【完】☆真実の“愛”―君だけを―2


「なんですか?」


教室の入り口まで行き、見上げる。


「……お前、教科書なくなったのか?」


「誰が、その事を……ああ。数学の先生から、聞いたんですね」


真面目で、私を家のことで見ない学年主任は、私的には付き合いやすい相手で。


「学校に全部、おいておいたのか?」


「当たり前です。重いじゃないですか」


持って帰るなんて、冗談じゃない。


「……で、なくなったと」


「昔からあることなんで、気にしてないですよ?」


そう、もはや、習慣みたいなものだ。


その度に笑いながら、父さんは新しいのを用意してくれている。


そして、学んだ。


(どうせ、滅茶滅茶にされるなら、頭にいれとけば問題ないんじゃね?)


教科書の出費が浮く。


……で、今に至る。


「少しは、気にしろ!……授業はどうするつもりだ?」


けれど、あくまで、虐められていることがダメらしい、学年主任は私に問いた。


「……教科書の内容は、一通り頭に入っていますし……兄貴たちに入院中に教えてもらっていたんで、なんとかなりますよ。
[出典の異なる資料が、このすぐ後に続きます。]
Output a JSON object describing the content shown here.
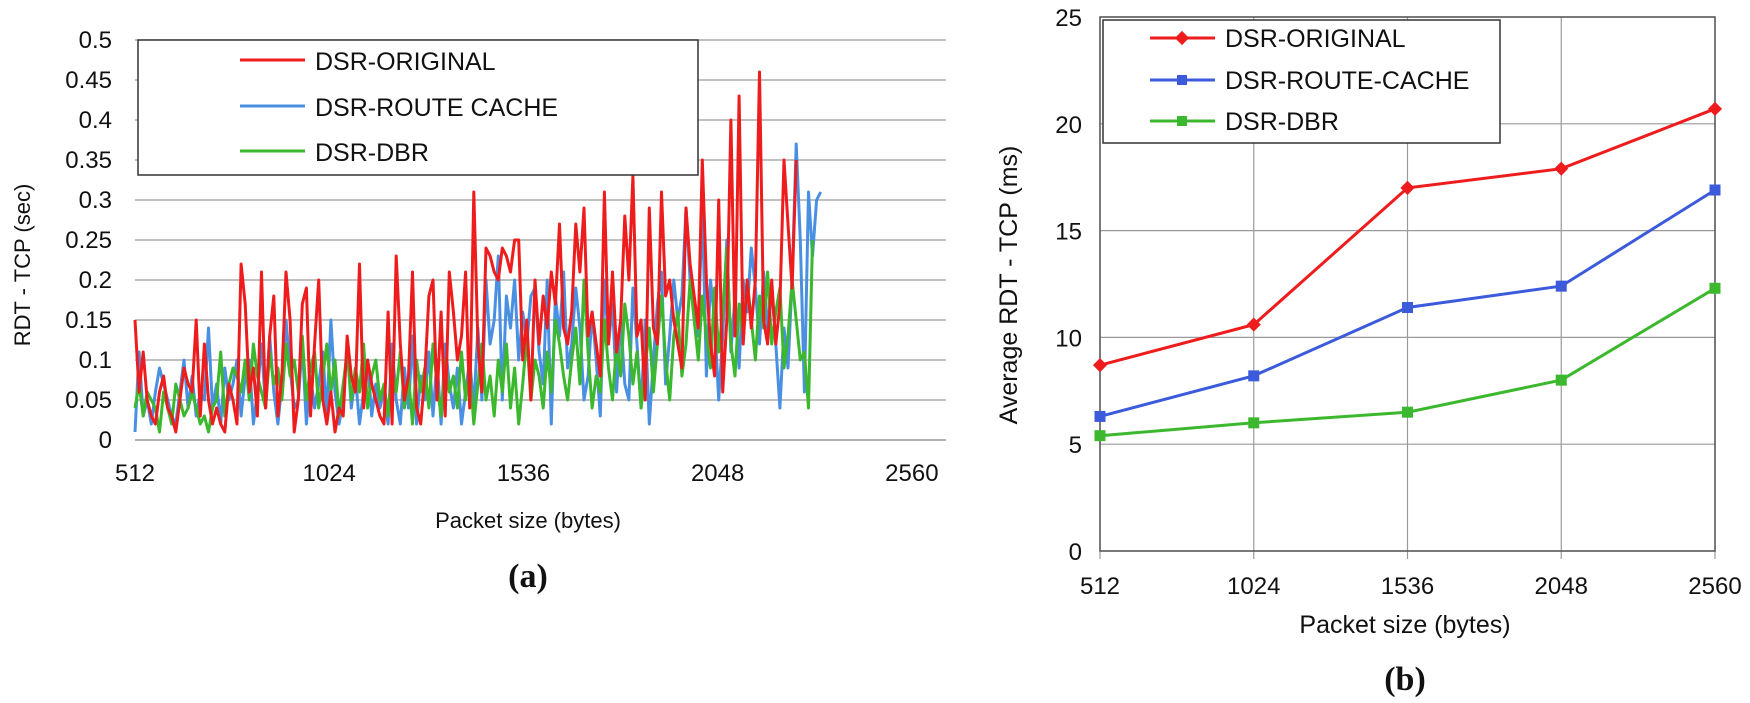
{
  "chart_data": [
    {
      "id": "a",
      "type": "line",
      "caption": "(a)",
      "xlabel": "Packet size (bytes)",
      "ylabel": "RDT - TCP (sec)",
      "xlim": [
        512,
        2650
      ],
      "ylim": [
        0,
        0.5
      ],
      "x_ticks": [
        512,
        1024,
        1536,
        2048,
        2560
      ],
      "x_tick_labels": [
        "512",
        "1024",
        "1536",
        "2048",
        "2560"
      ],
      "y_ticks": [
        0,
        0.05,
        0.1,
        0.15,
        0.2,
        0.25,
        0.3,
        0.35,
        0.4,
        0.45,
        0.5
      ],
      "y_tick_labels": [
        "0",
        "0.05",
        "0.1",
        "0.15",
        "0.2",
        "0.25",
        "0.3",
        "0.35",
        "0.4",
        "0.45",
        "0.5"
      ],
      "grid": "horizontal",
      "legend_position": "top-left",
      "x_step": 10.76,
      "series": [
        {
          "name": "DSR-ORIGINAL",
          "color": "#ee1c1c",
          "values": [
            0.15,
            0.06,
            0.11,
            0.05,
            0.03,
            0.02,
            0.06,
            0.08,
            0.04,
            0.03,
            0.01,
            0.05,
            0.09,
            0.07,
            0.06,
            0.15,
            0.03,
            0.12,
            0.05,
            0.02,
            0.04,
            0.02,
            0.01,
            0.07,
            0.05,
            0.02,
            0.22,
            0.17,
            0.06,
            0.09,
            0.03,
            0.21,
            0.04,
            0.13,
            0.18,
            0.03,
            0.08,
            0.21,
            0.15,
            0.01,
            0.05,
            0.17,
            0.19,
            0.03,
            0.12,
            0.2,
            0.05,
            0.02,
            0.06,
            0.01,
            0.04,
            0.03,
            0.13,
            0.08,
            0.06,
            0.22,
            0.04,
            0.1,
            0.07,
            0.05,
            0.03,
            0.02,
            0.16,
            0.02,
            0.23,
            0.12,
            0.05,
            0.08,
            0.21,
            0.04,
            0.02,
            0.08,
            0.18,
            0.2,
            0.05,
            0.16,
            0.03,
            0.21,
            0.16,
            0.1,
            0.13,
            0.21,
            0.04,
            0.31,
            0.12,
            0.06,
            0.24,
            0.23,
            0.21,
            0.2,
            0.24,
            0.23,
            0.21,
            0.25,
            0.25,
            0.1,
            0.15,
            0.05,
            0.2,
            0.12,
            0.18,
            0.14,
            0.21,
            0.17,
            0.27,
            0.14,
            0.12,
            0.16,
            0.27,
            0.21,
            0.29,
            0.13,
            0.16,
            0.12,
            0.08,
            0.31,
            0.12,
            0.21,
            0.11,
            0.15,
            0.28,
            0.2,
            0.33,
            0.13,
            0.15,
            0.05,
            0.29,
            0.14,
            0.12,
            0.31,
            0.18,
            0.2,
            0.15,
            0.12,
            0.09,
            0.29,
            0.22,
            0.18,
            0.14,
            0.35,
            0.2,
            0.12,
            0.08,
            0.3,
            0.06,
            0.15,
            0.4,
            0.13,
            0.43,
            0.12,
            0.2,
            0.14,
            0.2,
            0.46,
            0.15,
            0.12,
            0.2,
            0.12,
            0.17,
            0.35,
            0.27,
            0.19,
            0.35
          ]
        },
        {
          "name": "DSR-ROUTE CACHE",
          "color": "#4a90e2",
          "values": [
            0.01,
            0.11,
            0.03,
            0.05,
            0.02,
            0.06,
            0.09,
            0.07,
            0.05,
            0.03,
            0.02,
            0.06,
            0.1,
            0.04,
            0.08,
            0.03,
            0.06,
            0.05,
            0.14,
            0.04,
            0.07,
            0.02,
            0.09,
            0.05,
            0.07,
            0.1,
            0.03,
            0.08,
            0.1,
            0.02,
            0.06,
            0.12,
            0.04,
            0.13,
            0.06,
            0.02,
            0.07,
            0.15,
            0.09,
            0.04,
            0.05,
            0.12,
            0.02,
            0.08,
            0.04,
            0.07,
            0.11,
            0.03,
            0.15,
            0.06,
            0.02,
            0.05,
            0.12,
            0.04,
            0.08,
            0.02,
            0.06,
            0.1,
            0.03,
            0.07,
            0.04,
            0.06,
            0.02,
            0.12,
            0.05,
            0.02,
            0.09,
            0.04,
            0.13,
            0.02,
            0.08,
            0.05,
            0.11,
            0.03,
            0.1,
            0.02,
            0.12,
            0.07,
            0.04,
            0.09,
            0.02,
            0.06,
            0.1,
            0.04,
            0.14,
            0.05,
            0.2,
            0.12,
            0.15,
            0.23,
            0.05,
            0.18,
            0.14,
            0.2,
            0.1,
            0.16,
            0.12,
            0.18,
            0.19,
            0.11,
            0.07,
            0.2,
            0.02,
            0.18,
            0.13,
            0.21,
            0.09,
            0.12,
            0.19,
            0.14,
            0.05,
            0.08,
            0.16,
            0.1,
            0.03,
            0.2,
            0.12,
            0.17,
            0.06,
            0.15,
            0.07,
            0.05,
            0.19,
            0.12,
            0.04,
            0.15,
            0.02,
            0.1,
            0.17,
            0.21,
            0.07,
            0.13,
            0.2,
            0.15,
            0.18,
            0.29,
            0.2,
            0.17,
            0.13,
            0.3,
            0.08,
            0.2,
            0.15,
            0.05,
            0.13,
            0.25,
            0.11,
            0.18,
            0.09,
            0.2,
            0.16,
            0.24,
            0.19,
            0.12,
            0.21,
            0.14,
            0.19,
            0.12,
            0.04,
            0.14,
            0.09,
            0.2,
            0.37,
            0.25,
            0.06,
            0.31,
            0.23,
            0.3,
            0.31
          ]
        },
        {
          "name": "DSR-DBR",
          "color": "#3cb82e",
          "values": [
            0.04,
            0.07,
            0.03,
            0.06,
            0.05,
            0.04,
            0.01,
            0.06,
            0.04,
            0.02,
            0.07,
            0.05,
            0.03,
            0.04,
            0.06,
            0.04,
            0.02,
            0.03,
            0.01,
            0.04,
            0.05,
            0.11,
            0.03,
            0.07,
            0.09,
            0.08,
            0.06,
            0.1,
            0.05,
            0.12,
            0.08,
            0.06,
            0.04,
            0.11,
            0.07,
            0.09,
            0.05,
            0.12,
            0.08,
            0.1,
            0.06,
            0.13,
            0.05,
            0.09,
            0.11,
            0.04,
            0.08,
            0.12,
            0.06,
            0.1,
            0.03,
            0.07,
            0.11,
            0.05,
            0.09,
            0.06,
            0.12,
            0.04,
            0.08,
            0.1,
            0.05,
            0.07,
            0.03,
            0.09,
            0.06,
            0.11,
            0.04,
            0.08,
            0.02,
            0.1,
            0.06,
            0.09,
            0.04,
            0.12,
            0.07,
            0.03,
            0.1,
            0.06,
            0.08,
            0.04,
            0.11,
            0.05,
            0.09,
            0.02,
            0.07,
            0.12,
            0.05,
            0.08,
            0.03,
            0.1,
            0.06,
            0.12,
            0.04,
            0.09,
            0.02,
            0.07,
            0.13,
            0.05,
            0.1,
            0.08,
            0.04,
            0.11,
            0.06,
            0.15,
            0.12,
            0.08,
            0.05,
            0.1,
            0.14,
            0.07,
            0.2,
            0.11,
            0.04,
            0.08,
            0.06,
            0.15,
            0.09,
            0.05,
            0.12,
            0.08,
            0.17,
            0.13,
            0.07,
            0.11,
            0.04,
            0.09,
            0.14,
            0.06,
            0.12,
            0.18,
            0.1,
            0.05,
            0.13,
            0.16,
            0.08,
            0.12,
            0.2,
            0.15,
            0.1,
            0.18,
            0.13,
            0.09,
            0.19,
            0.11,
            0.16,
            0.24,
            0.12,
            0.08,
            0.17,
            0.13,
            0.2,
            0.15,
            0.1,
            0.18,
            0.14,
            0.21,
            0.12,
            0.16,
            0.19,
            0.09,
            0.13,
            0.2,
            0.15,
            0.1,
            0.11,
            0.04,
            0.25
          ]
        }
      ]
    },
    {
      "id": "b",
      "type": "line",
      "caption": "(b)",
      "xlabel": "Packet size (bytes)",
      "ylabel": "Average RDT - TCP (ms)",
      "categories": [
        "512",
        "1024",
        "1536",
        "2048",
        "2560"
      ],
      "ylim": [
        0,
        25
      ],
      "y_ticks": [
        0,
        5,
        10,
        15,
        20,
        25
      ],
      "y_tick_labels": [
        "0",
        "5",
        "10",
        "15",
        "20",
        "25"
      ],
      "grid": "both",
      "legend_position": "top-left",
      "series": [
        {
          "name": "DSR-ORIGINAL",
          "color": "#ee1c1c",
          "marker": "diamond",
          "values": [
            8.7,
            10.6,
            17.0,
            17.9,
            20.7
          ]
        },
        {
          "name": "DSR-ROUTE-CACHE",
          "color": "#3b5bdb",
          "marker": "square",
          "values": [
            6.3,
            8.2,
            11.4,
            12.4,
            16.9
          ]
        },
        {
          "name": "DSR-DBR",
          "color": "#3cb82e",
          "marker": "square",
          "values": [
            5.4,
            6.0,
            6.5,
            8.0,
            12.3
          ]
        }
      ]
    }
  ]
}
場合によっちゃ、兄貴のお古をもらうし」


学んだあの日から、すべては叩きいれるようにしている。


「そういや、先生から見れば、兄貴たちはどうでした?」


この学校の出身である、兄貴たちのことを知っている、先生。


「藪から棒に……なんだ?」


「いや、ちょっと、気になって」


「そうだな……黒橋大樹……あいつは、ワルだった」


聞けば、授業はサボるし、学校には来ないし、夜遊びはするし……窓からは、飛び降りるしで、凄かったらしい。